Synthesis or Recapitulatiion

The plan I have endeavored to follow in this book is the procedure mentioned earlier (on pages 17-18), synstatis, analysis, and synthesis making respectively the parts I, II, and III of the book.

The Jain doctrines are summed up in nine fundamental truths; and to put together the four sections of part II, we perhaps cannot do better than give these nine principles, prefaced with the two remarks that 1) reality exhibits distinct and contrary aspects, such as permanence and change, etc., 2) the whole truth about anything cannot be expressed in one predicate.

SUMMING UP

We live socially in a real and, in a sense, everlasting universe of sentient, conscious beings (jiva), and of inanimate, insentient, unconscious things (ajiva).
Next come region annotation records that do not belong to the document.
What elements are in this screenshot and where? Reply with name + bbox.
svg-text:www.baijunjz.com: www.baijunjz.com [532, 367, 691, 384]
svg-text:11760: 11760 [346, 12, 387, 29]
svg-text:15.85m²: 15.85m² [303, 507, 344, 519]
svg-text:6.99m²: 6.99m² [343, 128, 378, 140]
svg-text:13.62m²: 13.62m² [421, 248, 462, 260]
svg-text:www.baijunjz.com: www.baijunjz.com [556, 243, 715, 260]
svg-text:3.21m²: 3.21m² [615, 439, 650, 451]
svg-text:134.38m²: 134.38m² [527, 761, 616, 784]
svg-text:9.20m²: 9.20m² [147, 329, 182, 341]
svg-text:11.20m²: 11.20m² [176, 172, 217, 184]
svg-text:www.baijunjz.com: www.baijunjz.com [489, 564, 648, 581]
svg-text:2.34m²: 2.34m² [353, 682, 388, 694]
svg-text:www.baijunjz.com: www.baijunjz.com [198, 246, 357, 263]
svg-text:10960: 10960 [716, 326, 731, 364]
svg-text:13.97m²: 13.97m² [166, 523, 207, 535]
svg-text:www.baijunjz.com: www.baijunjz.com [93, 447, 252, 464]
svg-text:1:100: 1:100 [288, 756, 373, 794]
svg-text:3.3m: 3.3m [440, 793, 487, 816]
We attract (asrava) subtle forms of matter to ourselves, and we assimilate it (bandha); the natural qualities of the soul are thus more or less obscured, and, consequent various conditions of weal (punya) and woe (papa) are experienced. We have been doing this, and suffering the consequences forever in the past – before birth and since, perpetuating our bodily existence through deaths and rebirths continually. This continual attraction and assimilation of matter generates in us energies which are not essential factors of the soul’s existence, but which hinder the soul’s natural activities. These unnatural energies may be stopped and destroyed by stopping the influx (samvara) and by ridding the soul of matter (nirjara). This is effected by practicing the thirty-five ordinary rules of conduct, self-control, twelve special rules of conduct, and concentration, as described in the preceding pages; and by practicing more advanced forms of mental and moral disciplines, not given in this book. In this process of stopping the inflow and of ridding the soul of matter, the individual develop gradually through fourteen stages, in which there appears, more and more, unimpeded activity of the immortal self, in the form of right knowledge, wisdom, love, strength, blissfulness, etc., until, at the finish, every atom of physical matter in combination with the soul and the consequent ignorance, foolishness, cruelty, weakness, pain, misery, etc., are removed from us for ever (moksa).

The above statements are put forward as being literally true; they are not figurative or mystical; they are about concrete realities, are not abstractions, and are of universal application to living beings.